Please note that the available statistics writer of core.main changed. Now, there are best-candidate-per-generation and candidates-per-generation. Both are configurable to change their behaviour. The attributes are:
prefix-data, a boolean value that makes the writer prefix the attributes by search-space-value and optimisation-space-value-. This is handy in some use cases.
store-search-space, a boolean value that controls if the search space values of a candidate are stored
store-optimisation-space, a boolean value that controls if the optimisation space values of a candidate are stored
@cplump Do you think it would be a good idea to add something like a raw-optimisation-value-of-best-candidate-per-generation and raw-optimisation-value-of-candidates-per-generation? This would allow us to store the optimisation values before any adjustment.
We have the standard use case, where we evaluate an optimisation run via its population individuals and their respective (adapted) fitness values. For this, the above variant sounds good, although an attribute as array, containing a list of (adapted) fitness variations would be handy as well. E.g. optimisation values = ['objective-function', 'adjusted-fitness', 'predicted-value']. Something like additional information might be useful as well, e.g. pareto-classes (@lau_pau) or gof-measures for that given individual, number of violated constraints or generated malus value. @berber, should we make a list?
Then, we have correlation writers. These, however, are somewhat distinct from the actual optimisation and always relate to the entire generation, not just one individual. Maybe, it's worth giving them their own statistics writer instead of only attributes?
I think, we should distinguish between different writers for different situations. A list, such as values = ['objective-function', 'adjusted-fitness', 'predicted-value'] would be possible but would break any seperation of concerns. Currently, I have the feeling, we have to rework the documentation part to make it more flexible and less intrusive as the current structure requires us to calculate everything at the end of a generation. It would easier to allow any component in the calculation process to add information. This is a larger change in the structure and should be moved to the next release, I think.
The middle two were the ones, I was referring to in the above comment with
<Then, we have correlation writers. These, however, are somewhat distinct from the actual optimisation and always relate to the entire generation, not just one individual.
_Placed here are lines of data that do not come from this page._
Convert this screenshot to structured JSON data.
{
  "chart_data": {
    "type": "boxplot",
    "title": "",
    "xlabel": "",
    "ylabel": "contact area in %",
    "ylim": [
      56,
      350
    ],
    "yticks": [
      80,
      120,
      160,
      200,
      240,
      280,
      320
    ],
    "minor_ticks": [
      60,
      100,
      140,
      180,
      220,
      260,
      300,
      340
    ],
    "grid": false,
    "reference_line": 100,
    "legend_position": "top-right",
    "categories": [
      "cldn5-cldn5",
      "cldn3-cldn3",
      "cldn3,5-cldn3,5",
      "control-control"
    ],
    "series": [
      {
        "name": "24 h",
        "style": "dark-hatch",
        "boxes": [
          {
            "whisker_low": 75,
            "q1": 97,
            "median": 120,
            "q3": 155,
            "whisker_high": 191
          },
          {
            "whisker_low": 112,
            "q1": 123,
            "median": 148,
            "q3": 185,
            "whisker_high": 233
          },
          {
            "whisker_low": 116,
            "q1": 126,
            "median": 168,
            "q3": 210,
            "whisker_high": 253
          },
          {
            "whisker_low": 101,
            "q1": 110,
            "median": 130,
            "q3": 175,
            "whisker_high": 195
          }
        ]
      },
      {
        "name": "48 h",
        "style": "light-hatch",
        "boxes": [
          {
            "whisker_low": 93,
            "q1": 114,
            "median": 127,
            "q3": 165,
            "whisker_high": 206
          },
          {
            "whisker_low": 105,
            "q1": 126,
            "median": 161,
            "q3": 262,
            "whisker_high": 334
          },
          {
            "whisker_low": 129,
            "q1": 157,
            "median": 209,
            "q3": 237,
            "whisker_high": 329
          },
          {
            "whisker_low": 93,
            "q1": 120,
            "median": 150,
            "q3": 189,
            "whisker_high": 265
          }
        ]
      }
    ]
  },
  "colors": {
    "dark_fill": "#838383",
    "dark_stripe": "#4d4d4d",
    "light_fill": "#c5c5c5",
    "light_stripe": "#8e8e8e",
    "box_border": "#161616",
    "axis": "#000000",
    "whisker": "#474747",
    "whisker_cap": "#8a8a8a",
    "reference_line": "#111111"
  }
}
Maybe, it's worth giving them their own statistics writer instead of only attributes?>
Testing is surely a good idea, and I think some of them need work because research has evolved since then, so we wouldn't use them like that anymore.
In my opinion, but I may be wrong about that, there are three groups of writers:
focusing on some value on the co-domain side (fitness, objective, adjusted, predicted, pareto-class )
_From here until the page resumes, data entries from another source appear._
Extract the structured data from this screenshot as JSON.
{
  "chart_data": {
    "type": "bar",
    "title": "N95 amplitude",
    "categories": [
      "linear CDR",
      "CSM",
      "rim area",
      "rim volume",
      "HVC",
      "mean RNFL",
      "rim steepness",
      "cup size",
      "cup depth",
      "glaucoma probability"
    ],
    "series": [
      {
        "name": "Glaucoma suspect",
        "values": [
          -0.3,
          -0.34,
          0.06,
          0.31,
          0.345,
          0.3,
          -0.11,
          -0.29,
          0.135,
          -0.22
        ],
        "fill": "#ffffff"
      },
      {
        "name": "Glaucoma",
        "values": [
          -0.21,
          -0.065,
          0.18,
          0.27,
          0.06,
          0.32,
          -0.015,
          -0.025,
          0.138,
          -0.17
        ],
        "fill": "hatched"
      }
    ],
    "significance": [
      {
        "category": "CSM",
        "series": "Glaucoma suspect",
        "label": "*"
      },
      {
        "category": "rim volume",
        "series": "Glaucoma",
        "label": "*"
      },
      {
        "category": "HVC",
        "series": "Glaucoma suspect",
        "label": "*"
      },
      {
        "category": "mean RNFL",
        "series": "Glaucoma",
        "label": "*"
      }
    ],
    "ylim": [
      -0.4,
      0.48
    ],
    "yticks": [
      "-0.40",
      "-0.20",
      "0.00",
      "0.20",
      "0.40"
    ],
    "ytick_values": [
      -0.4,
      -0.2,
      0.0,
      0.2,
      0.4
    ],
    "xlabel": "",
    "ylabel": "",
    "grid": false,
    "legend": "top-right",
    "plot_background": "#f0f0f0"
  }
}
focusing on some value on the domain side (violated constraints of which type, considered amount of malus)
focusing on the entire population on either side (atm: correlated, range-correlated)
No, since the idea was to not repeat logging several times. If you want the search-space values as well, you have to use candidates-per-generation and prediction-per-individual and join the data on the columns target, run, generation, and index. Perhaps, we should revisit this topic for the next version of the "Logging API".
@berber I have done so, see Commit 8d6a4d7f. However, I am wondering whether we should talk about including the non-surrogate specific writers in the general optimisation.dl file as they can also be used when working with benchmarks and not surrogates.
The correlated writer generates the information for the winning individual since the calculation is expensive. We could remove the age from the output as it is not necessary for the use case.
@cplump Can you provide a simple example for range-correlated and constraints?
A more general aspect: Is it possible to make "target" optional? It is only relevant when we're optimising towards different targets, and most cases will almost always optimise towards 0. As you made some search space information optional as well, could that be extended to target?
This is a great idea. Target and run are some kind of external context that we are using to repeat evaluations. I am not sure if there is a short-term way of removing them. Definitely, something for the next release.